Ama bütün yaptıklarına ve yaptırdıklarına rağmen, sermayenin planı tutmadı, planladıkları olmadı; çünkü sermayenin planına karşılık Allah’ın da bir planı vardı ve âyeti celilede de ifade edildiği üzere, “O” her zamanki gibi plan yapanların en hayırlısıydı…
Sonuç olarak sermayenin planladığı olmadı; Allah’ın planladığı oldu… Çünkü Türkiye’de Necmettin Erbakan’ın liderliğinde Millî Görüş Hareketi ve Adil Düzen, Adil Ekonomik Düzen planlaması başlamıştı… Türkiye adeta gerçek anlamda asıl bağımsızlık savaşını başlatmıştı... III. binyıl medeniyet projesinin gerçekleştirilmesi yolunda ilk hamleler yapılmıştı… Millî Görüş Hareketi başladığından beri bugüne kadar olanlar ve bundan sonra olacaklara göre: a) Türkiye dinsiz değil Müslüman olacak… b) Türkiye İslâm ülkelerine düşman değil dost olacak… c) Türkiye sömürülen tarım ülkesi değil, sanayileşecek ve sömürmeyen sanayi ülkesi olacak… d) Türkiye III. binyıl uygarlığını kuracak...
Olan budur, olmakta olan budur, bundan sonra olacak olan da budur; ve’s-selâm…
Mukadderat gereği yapılanlar doğru idi; bugüne kadar yaptıklarımız doğrudur...
Takdir gereği bundan sonra da yapacaklarımız doğru olacaktır, inşaallah…
Tekrar başa dönersek; “yeniden yapılanma” yolunda yeni bir başlangıç yapmalıydık…
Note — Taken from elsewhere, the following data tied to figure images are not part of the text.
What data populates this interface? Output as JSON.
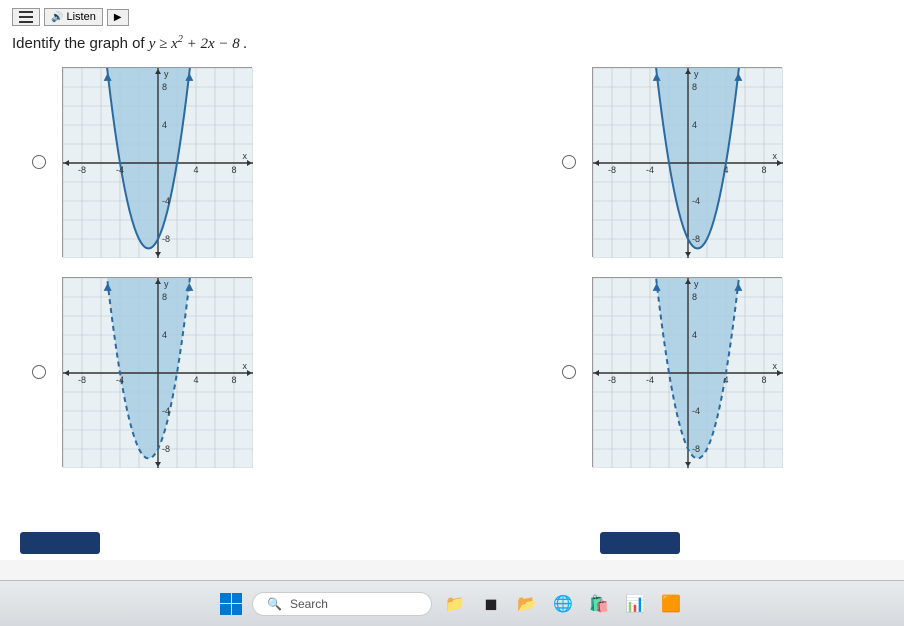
{
  "toolbar": {
    "listen_label": "Listen"
  },
  "question": {
    "prefix": "Identify the graph of ",
    "expr_html": "y ≥ x² + 2x − 8 ."
  },
  "graph": {
    "xmin": -10,
    "xmax": 10,
    "ymin": -10,
    "ymax": 10,
    "grid_step": 2,
    "axis_color": "#333333",
    "grid_color": "#b8c4cc",
    "bg_color": "#e8f0f4",
    "shade_color": "#a8cde2",
    "curve_color": "#2a6aa0",
    "tick_labels_x": [
      "-8",
      "-4",
      "4",
      "8"
    ],
    "tick_labels_y": [
      "8",
      "4",
      "-4",
      "-8"
    ],
    "tick_fontsize": 9,
    "axis_label_fontsize": 10,
    "parabola": {
      "a": 1,
      "b": 2,
      "c": -8
    },
    "options": [
      {
        "id": "A",
        "vertex_shift": -1,
        "shade": "inside",
        "boundary": "solid"
      },
      {
        "id": "B",
        "vertex_shift": 1,
        "shade": "inside",
        "boundary": "solid"
      },
      {
        "id": "C",
        "vertex_shift": -1,
        "shade": "inside",
        "boundary": "dashed"
      },
      {
        "id": "D",
        "vertex_shift": 1,
        "shade": "inside",
        "boundary": "dashed"
      }
    ]
  },
  "taskbar": {
    "search_placeholder": "Search"
  }
}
Yeni devletimizi kurduk ve yeni bir döneme girdik... ‘Hangi siyasi zorunluluklar bize yeni devleti kurdurdu, devletin yapısını yöneticilerimiz mi seçti?’ sorusu sorulabilir... Bu dönemde pek çok zorluklar yaşadık ama sebeplerini araştırmadık, sadece sonuçlarına teslim olduk!.. Sermayenin I. Dünya Savaşı’ndaki planı, imparatorlukları yıkıp “dine dayalı düzen”den “rejime dayalı düzen”e geçirmek idi... Türkiye’ye dinsiz devlet rolü biçilmişti... 1950’ye kadar “kapalı ekonomi” ve “baskılı bir rejim” yaşadık... II. Dünya Savaşı’ndan sonra müstemlekeciliğe son verildi, ülkelere sözde bağımsızlık verildi, demokrasiye yol açıldı... Türkiye de “dinsiz” kalmak şartı ile demokrasiye geçecekti... Ancak sermayenin evdeki pazarlığı/planı çarşıya uymadı, halkımız dinsizleşmedi, Türkiye dinsizleşmedi... Sovyetler (sosyalizm) yıkıldı ve değişti... Diktatörler ülkelerini dinsizleştiremediler... Sermaye ile ulus devletler arasındaki çatışma devam ediyor... Sermaye bu savaşta yenilecek ve yeni bir dünya düzeni kurulacak, bu düzen de “Adil Düzen, Adil Ekonomik Düzen” olacaktır; bu yeni dünya düzeni kurulurken de Türkiye bütün beşeriyete öncülük edecektir… Ve’s-selâm mea’d-duâ…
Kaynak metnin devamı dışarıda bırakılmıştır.